Quant au goût, on voit également apparaître des génies de la vente et de la persuasion qui tentent de démontrer que certains défauts organoleptiques sont la véritable expression du goût du vin : c'est un mensonge. Ils profitent de la crédulité de leurs contemporains, mais surtout de leur manque d'éducation au goût pour faire passer des vessies pour des lanternes, comme les apothicaires vendaient leurs potions miracles dans les campagnes crédules. Le mauvais goût est toujours celui des autres, certes, mais prenons garde à ce que l'authenticité ne soit pas le masque de la médiocrité, les réveils pourraient être douloureux, un peu comme la gueule de bois.
Et même si chaque vin doit vous raconter une histoire, prenez garde aux fables trop belles.
La nature n'est pas belle, elle est cruelle. Demandez aux vignerons touchés par l'orage de grêle de début Septembre à Bordeaux ce qu'ils en pensent. Parmi eux, figure "l'heureux" propriétaire du château AUGUSTE à Saint Aubin de Branne. Après 2010 et une sécheresse ayant amputé sa récolte de 20%, rendant plus fragile la situation financière de son exploitation, il a cru tout perdre en 2011, et a craint être obligé de revendre son exploitation, faute de récolte. Heureusement, il n'en sera rien. La promesse sera tenue en 2011 et ses clients retrouveront leur vin préféré. N'en déplaise aux naturalistes, heureusement que la technique nous offre des solutions pour rectifier le tir défectueux de dame nature. Alors oui, pour servir ses clients, nous avons dû avoir recours à quelques intrants, la survie d'une exploitation et de plusieurs familles en dépendait.

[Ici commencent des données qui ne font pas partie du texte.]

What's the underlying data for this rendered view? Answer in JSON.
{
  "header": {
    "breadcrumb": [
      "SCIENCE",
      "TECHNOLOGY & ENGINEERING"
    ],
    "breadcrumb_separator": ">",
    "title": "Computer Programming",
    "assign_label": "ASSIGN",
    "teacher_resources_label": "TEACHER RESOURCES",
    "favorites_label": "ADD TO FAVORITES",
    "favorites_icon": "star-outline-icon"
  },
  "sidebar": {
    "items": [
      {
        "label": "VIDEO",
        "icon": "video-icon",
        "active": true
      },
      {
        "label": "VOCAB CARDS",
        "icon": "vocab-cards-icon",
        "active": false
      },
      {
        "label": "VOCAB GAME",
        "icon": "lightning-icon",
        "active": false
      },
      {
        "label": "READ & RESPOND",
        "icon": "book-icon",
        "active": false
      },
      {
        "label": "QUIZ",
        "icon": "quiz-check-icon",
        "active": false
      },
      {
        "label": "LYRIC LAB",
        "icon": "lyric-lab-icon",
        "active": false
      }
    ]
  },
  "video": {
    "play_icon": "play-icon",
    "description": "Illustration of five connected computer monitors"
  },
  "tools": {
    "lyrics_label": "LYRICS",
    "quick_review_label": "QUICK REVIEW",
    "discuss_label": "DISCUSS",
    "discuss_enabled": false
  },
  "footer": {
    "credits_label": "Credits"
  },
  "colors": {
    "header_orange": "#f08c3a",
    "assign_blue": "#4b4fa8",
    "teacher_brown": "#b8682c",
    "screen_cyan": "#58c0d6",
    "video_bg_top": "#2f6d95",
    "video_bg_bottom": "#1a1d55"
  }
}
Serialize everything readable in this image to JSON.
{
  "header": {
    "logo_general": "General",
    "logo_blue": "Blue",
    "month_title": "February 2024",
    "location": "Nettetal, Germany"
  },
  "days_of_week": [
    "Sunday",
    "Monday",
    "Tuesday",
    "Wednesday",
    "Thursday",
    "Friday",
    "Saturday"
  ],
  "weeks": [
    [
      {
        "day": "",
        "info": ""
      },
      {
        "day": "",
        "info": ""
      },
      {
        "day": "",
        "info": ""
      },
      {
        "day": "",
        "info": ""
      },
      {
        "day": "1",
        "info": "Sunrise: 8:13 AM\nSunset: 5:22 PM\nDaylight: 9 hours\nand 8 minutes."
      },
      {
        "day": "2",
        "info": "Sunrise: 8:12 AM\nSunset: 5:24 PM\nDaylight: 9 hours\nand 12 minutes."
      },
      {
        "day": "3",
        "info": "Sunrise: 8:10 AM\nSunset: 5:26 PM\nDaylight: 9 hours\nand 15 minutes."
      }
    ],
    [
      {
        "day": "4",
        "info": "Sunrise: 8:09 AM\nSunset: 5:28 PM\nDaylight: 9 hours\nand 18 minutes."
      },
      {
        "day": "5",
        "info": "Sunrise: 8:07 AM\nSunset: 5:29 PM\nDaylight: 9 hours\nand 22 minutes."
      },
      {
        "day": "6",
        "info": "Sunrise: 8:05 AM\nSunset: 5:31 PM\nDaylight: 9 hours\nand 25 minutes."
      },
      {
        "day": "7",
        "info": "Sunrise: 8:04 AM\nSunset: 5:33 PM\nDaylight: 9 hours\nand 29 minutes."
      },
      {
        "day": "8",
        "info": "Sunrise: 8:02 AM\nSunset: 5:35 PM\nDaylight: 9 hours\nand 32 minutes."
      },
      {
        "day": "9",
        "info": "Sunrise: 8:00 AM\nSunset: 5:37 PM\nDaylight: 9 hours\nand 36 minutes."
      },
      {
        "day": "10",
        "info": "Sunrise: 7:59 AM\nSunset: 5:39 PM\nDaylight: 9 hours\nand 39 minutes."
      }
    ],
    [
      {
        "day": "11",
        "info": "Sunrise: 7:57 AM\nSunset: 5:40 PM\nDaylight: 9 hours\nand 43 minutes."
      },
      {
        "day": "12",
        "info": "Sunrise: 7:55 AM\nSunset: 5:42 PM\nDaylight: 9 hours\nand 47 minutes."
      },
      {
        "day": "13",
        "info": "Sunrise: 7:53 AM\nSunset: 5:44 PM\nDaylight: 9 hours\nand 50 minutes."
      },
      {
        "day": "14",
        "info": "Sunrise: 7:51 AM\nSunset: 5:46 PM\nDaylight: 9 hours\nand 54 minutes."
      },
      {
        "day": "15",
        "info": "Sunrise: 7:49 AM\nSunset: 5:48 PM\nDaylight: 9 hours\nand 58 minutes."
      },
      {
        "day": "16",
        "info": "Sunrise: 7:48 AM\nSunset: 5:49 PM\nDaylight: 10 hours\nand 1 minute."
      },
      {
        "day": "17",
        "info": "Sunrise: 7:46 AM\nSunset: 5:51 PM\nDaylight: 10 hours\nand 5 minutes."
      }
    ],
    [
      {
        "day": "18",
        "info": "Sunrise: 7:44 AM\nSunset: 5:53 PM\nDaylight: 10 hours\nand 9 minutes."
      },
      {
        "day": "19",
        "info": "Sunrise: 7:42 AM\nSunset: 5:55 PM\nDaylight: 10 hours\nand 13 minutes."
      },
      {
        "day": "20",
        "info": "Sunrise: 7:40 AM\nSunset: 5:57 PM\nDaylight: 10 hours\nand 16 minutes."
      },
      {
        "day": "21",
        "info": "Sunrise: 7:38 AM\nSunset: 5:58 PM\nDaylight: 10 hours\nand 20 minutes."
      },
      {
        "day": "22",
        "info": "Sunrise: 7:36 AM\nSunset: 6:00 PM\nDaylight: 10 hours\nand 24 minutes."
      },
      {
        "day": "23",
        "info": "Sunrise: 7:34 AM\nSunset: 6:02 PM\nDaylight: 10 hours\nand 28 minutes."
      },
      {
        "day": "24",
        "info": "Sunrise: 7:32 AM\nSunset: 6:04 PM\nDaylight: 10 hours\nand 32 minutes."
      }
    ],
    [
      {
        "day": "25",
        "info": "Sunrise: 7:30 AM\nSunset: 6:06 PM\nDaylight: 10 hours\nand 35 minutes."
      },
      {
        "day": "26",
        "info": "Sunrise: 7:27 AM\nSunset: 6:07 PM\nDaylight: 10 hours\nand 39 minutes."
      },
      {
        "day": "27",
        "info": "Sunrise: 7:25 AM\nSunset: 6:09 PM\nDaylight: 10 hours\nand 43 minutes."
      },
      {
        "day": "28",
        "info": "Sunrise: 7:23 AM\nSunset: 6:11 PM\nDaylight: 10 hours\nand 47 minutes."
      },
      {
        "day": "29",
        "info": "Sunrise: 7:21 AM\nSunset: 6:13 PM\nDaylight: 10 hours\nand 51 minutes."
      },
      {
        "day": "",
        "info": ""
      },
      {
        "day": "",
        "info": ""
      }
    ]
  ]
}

Alors oui, monsieur Nicolas Joly est un joli poéte, on ne demande qu'à le croire. Mais j'aimerais connaître sa comptabilité et son compte d'exploitation, savoir si tout cela est viable quand on a des emprunts à rembourser parce qu'on n' a pas hérité de sa propriété mais qu'on l'a achetée. Si oui, c'est une bonne nouvelle pour cette nouvelle année que je vous souhaite riche en goût et en vin.